На Черной речке в это время жили только дети — Савва, Вера и Валентин, а домом управляла тетя Наташа. После смерти сына Игоря тяжело заболел и умер ее муж, брат отца — Всеволод. Тетя Наташа поселилась у нас. Со мною она была всегда очень заботлива и ласкова.

Я лежал в башенной комнате. В большом квадратном окне медленно передвигались облака — их гнал теплый западный ветер. Синие изразцы с четырехугольной печки источали нестерпимый жар. В раскаленном воздухе высохшие пятна на потолке, покрытом как и стены, серой материей (башенная находилась под баком, куда накачивали воду из реки, и не раз, когда, бывало, зазевается дворник Микко, в комнату лились потоки воды), медленно передвигались, ежеминутно меняя очертания. Особенно меня мучило одно пятно, похожее на профиль Николая Второго, то исчезавшее, то появлявшееся снова.

По ночам нестерпимо хотелось пить — я выпивал до дна двухлитровый кувшин холодного и сладкого чая, заготовленный тетей Наташей, и, борясь с бессонницей, пытался читать, но знакомые строчки «Трех мушкетеров» сливались, буквы становились похожими на иероглифы. Кружилась голова. Наконец через неделю жар спал, и я начал вставать с кровати. Целые дни я читал — в то время я впервые увлекся историей живописи. Кончились каникулы, но я так и не вернулся в Петербург, в гимназию: все еще по вечерам у меня поднималась температура и часто болела голова — настойчиво и нудно.

Когда наступила полная весна, сошел в оврагах последний снег и рыжие поля превратились в зеленые, из Петербурга приехал отец.

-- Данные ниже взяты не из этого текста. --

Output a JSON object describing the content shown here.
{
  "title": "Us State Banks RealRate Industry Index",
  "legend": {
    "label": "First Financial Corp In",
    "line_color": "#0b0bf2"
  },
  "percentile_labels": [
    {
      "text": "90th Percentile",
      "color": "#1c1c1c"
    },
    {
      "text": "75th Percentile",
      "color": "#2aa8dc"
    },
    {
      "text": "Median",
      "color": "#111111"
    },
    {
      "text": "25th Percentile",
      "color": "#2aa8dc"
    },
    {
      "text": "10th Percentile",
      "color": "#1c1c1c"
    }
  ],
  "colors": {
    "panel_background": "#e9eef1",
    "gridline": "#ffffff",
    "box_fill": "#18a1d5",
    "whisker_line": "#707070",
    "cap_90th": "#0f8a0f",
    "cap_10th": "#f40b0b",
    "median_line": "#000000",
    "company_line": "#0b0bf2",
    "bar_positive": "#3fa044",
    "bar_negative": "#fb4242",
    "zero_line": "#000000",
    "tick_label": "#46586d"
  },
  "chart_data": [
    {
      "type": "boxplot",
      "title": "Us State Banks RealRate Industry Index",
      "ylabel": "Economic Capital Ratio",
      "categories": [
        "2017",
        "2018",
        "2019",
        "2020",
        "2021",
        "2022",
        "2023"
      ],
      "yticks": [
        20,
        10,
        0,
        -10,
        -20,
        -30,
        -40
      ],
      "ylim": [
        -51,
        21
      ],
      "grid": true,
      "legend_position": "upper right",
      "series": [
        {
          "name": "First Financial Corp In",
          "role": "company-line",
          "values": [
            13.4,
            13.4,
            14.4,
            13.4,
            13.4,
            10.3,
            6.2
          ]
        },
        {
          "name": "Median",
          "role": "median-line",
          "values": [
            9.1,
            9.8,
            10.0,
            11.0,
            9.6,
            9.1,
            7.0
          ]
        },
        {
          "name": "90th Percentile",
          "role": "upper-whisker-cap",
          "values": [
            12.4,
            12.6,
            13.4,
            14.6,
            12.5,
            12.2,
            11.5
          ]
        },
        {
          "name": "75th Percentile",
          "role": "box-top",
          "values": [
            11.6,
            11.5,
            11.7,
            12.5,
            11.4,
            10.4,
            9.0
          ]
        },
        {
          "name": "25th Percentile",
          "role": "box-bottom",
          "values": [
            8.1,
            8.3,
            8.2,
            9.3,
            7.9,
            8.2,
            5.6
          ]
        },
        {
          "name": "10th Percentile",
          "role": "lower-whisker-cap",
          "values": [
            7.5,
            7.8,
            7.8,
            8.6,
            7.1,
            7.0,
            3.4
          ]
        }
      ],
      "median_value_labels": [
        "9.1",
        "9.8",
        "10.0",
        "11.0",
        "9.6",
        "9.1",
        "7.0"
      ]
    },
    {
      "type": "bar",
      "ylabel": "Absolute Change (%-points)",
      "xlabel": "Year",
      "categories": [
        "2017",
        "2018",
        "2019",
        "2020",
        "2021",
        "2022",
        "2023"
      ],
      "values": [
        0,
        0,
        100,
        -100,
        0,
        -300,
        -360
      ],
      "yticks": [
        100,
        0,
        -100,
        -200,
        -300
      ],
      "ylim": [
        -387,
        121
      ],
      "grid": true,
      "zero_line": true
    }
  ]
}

Отец очень сильно изменился за те три или четыре недели, что я его не видел. От прежнего радостного возбуждения первых революционных дней не осталось и следа. Он поблек, осунулся, межбровная складка еще глубже врезалась в его высокий лоб. Стали медленней, размеренней и суровее его движения. Все чаще он жаловался на сердце и на постоянные головные боли. Пожалуй, самым поразительным было его молчание — вместо прежних монологов, его живой, убедительной и убеждающей речи он молчанием наполнял комнаты нашего дома. От этого упорного и сосредоточенного молчания становился теснее и уже просторный кабинет, сгущался мрак под высокими стропилами потолка, беспричинное беспокойство охватывало всех приближавшихся к отцу. Его молчание давило весь дом, и только детские комнаты продолжали жить своей веселой и звонкой жизнью. Отец часто спускался туда играть с детьми, особенно с моим младшим братом Тинчиком. Валентин был весел, предприимчив, самостоятелен и хитер. Его детские выходки приводили отца в восторг, и тогда он на короткое время становился радостным и оживленным. Но как только он выходил из детской, молчание непроницаемым облаком вновь окружало его.